“The root fungi intercede with water, soil, and atmosphere to manufacture cell nutrients for the tree, while myriad insects carry out summer pruning, decompose the surplus leaves, and activate essential soil bacteria for the tree to use for nutrient flow. The rain of insect faeces may be crucial to forest and prarie health.
What part of this assembly is the tree? Which is the body or entity of the system, and which the part? . . .[Such] separation is for simple minds; the tree can be understood only as its total entity–which, like ours, reaches out into all things . . . Life depends upon life. All forces, all elements, all life forms are the biomass of the tree.”
I finished the chapter on trees in my Permaculture book, and have picked up some new understanding. I had never really quite known just how powerful and affecting trees are on all living things around them. They create precipitation, they recycle water, they protect and nurture the soil, they break and redirect the wind–they harness the light–they cool the heat–they warm the cool–they take life into themselves with the least amount of destruction–they give back more than they take.
This brings my memory back to a time when I visited Sequoia National Park and went on a hike in its forest, and in the midst of this density of trees, far from the road where tourists would drive past the Sherman tree and eat candy bars and take pictures with their kids, stood the most immense living thing I had ever seen–an ancient grandaddy giant Sequoia tree, rising like a god above the surrounding forest. I fought an irresistable urge to prostrate myself before the tree and worship it. Because such trees deserve respect, bearing wisdom far beyond the scope of mankind’s feeble attempts at playing god. All trees are wise, and they can teach you things just by looking at them–where the most light is gathered, from where the hardest wind blows.

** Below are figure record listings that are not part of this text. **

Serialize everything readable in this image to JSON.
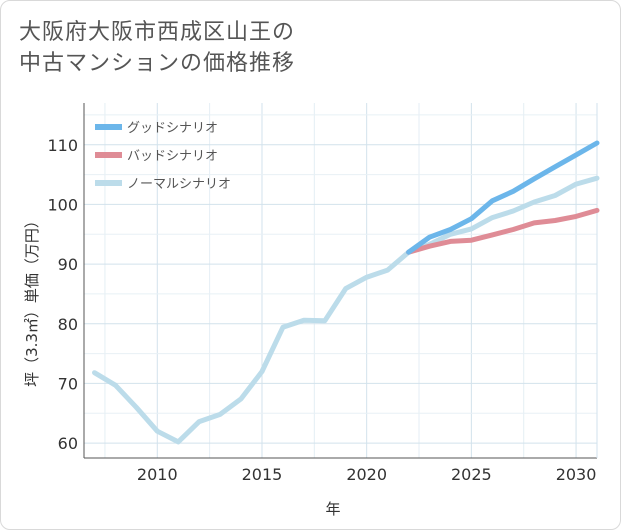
{
  "title_line1": "大阪府大阪市西成区山王の",
  "title_line2": "中古マンションの価格推移",
  "chart_data": {
    "type": "line",
    "xlabel": "年",
    "ylabel": "坪（3.3㎡）単価（万円）",
    "xlim": [
      2006.5,
      2031
    ],
    "ylim": [
      57.5,
      117
    ],
    "xticks": [
      2010,
      2015,
      2020,
      2025,
      2030
    ],
    "yticks": [
      60,
      70,
      80,
      90,
      100,
      110
    ],
    "grid": true,
    "legend_position": "top-left",
    "series": [
      {
        "name": "グッドシナリオ",
        "color": "#6cb6ea",
        "x": [
          2022,
          2023,
          2024,
          2025,
          2026,
          2027,
          2028,
          2029,
          2030,
          2031
        ],
        "y": [
          92.0,
          94.5,
          95.8,
          97.6,
          100.6,
          102.2,
          104.3,
          106.3,
          108.3,
          110.3
        ]
      },
      {
        "name": "バッドシナリオ",
        "color": "#df8c96",
        "x": [
          2022,
          2023,
          2024,
          2025,
          2026,
          2027,
          2028,
          2029,
          2030,
          2031
        ],
        "y": [
          92.0,
          93.0,
          93.8,
          94.0,
          94.9,
          95.8,
          96.9,
          97.3,
          98.0,
          99.0
        ]
      },
      {
        "name": "ノーマルシナリオ",
        "color": "#bcdcea",
        "x": [
          2007,
          2008,
          2009,
          2010,
          2011,
          2012,
          2013,
          2014,
          2015,
          2016,
          2017,
          2018,
          2019,
          2020,
          2021,
          2022,
          2023,
          2024,
          2025,
          2026,
          2027,
          2028,
          2029,
          2030,
          2031
        ],
        "y": [
          71.8,
          69.7,
          66.0,
          62.0,
          60.2,
          63.6,
          64.8,
          67.4,
          72.0,
          79.4,
          80.6,
          80.5,
          85.9,
          87.8,
          89.0,
          92.0,
          93.3,
          95.0,
          95.9,
          97.8,
          98.9,
          100.4,
          101.5,
          103.4,
          104.4
        ]
      }
    ]
  }
}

Studying this book on Permaculture brings me back to the wonder and mysterious pleasure I felt as a child when I would play in the wild, dense trees and bushes that I was privileged to have growing in my yard. I would lay on the branch of an oak tree directly outside of my bedroom. I would hollow out secret headquarters in thickets that still bear the shape of my childhood to this day. There is a mystery and power and beauty in growing things that is easy to forget in the midst of a city designed for convenience; this can be remembered when you venture back out into the wilderness, when you climb up mountains, walk on swaths of boulders through green trees, listen to a silence punctuated only by animals and wind and an occasional airliner. This sounds like a Sierra Club advertisement, but it is surely criminal to cut down any old growth forests. I don’t believe in religion, but I think if there is such a thing as sin, then it would be to cut down a tree needlessly. You go to the movies and watch dramas that turn morality into black and white, dioramas of good and bad. But there is no simpler and more direct drama of good and evil being played out than the real-life story of the Amazon jungle, and of how every day it’s thriving, truly wild, mysterious, beautiful life is being destroyed by gold diggers, oil drillers, drug traffickers, and short gain agriculture. Here is a story of the wickedness of shortsighted men raping and pillaging something far beyond their understanding–something powerful and wild and dangerous and so full of life in its density that you can’t hear silence, you can’t see the sun, you can’t find your way where you are going or from where you came except by sound and pattern–maps or GPS systems are rendered useless.
Human life is so interdependent on trees as to make our destinies indistinguishable. Disease, drought, and famine follow naturally from deforestation. The promise of replanting trees by loggers is useless in consideration that the trees they are cutting down are irreplaceable–for old growth forest can not simply be “replaced.” The soil will be changed. The climate will be changed. Trees are sacred, and we don’t need to revert to animism to recognize this. The evidence is there, before your eyes, in the science, in the mystery, in the living entity that breathes and dances in the wind, that fosters all creation, beauty, and life.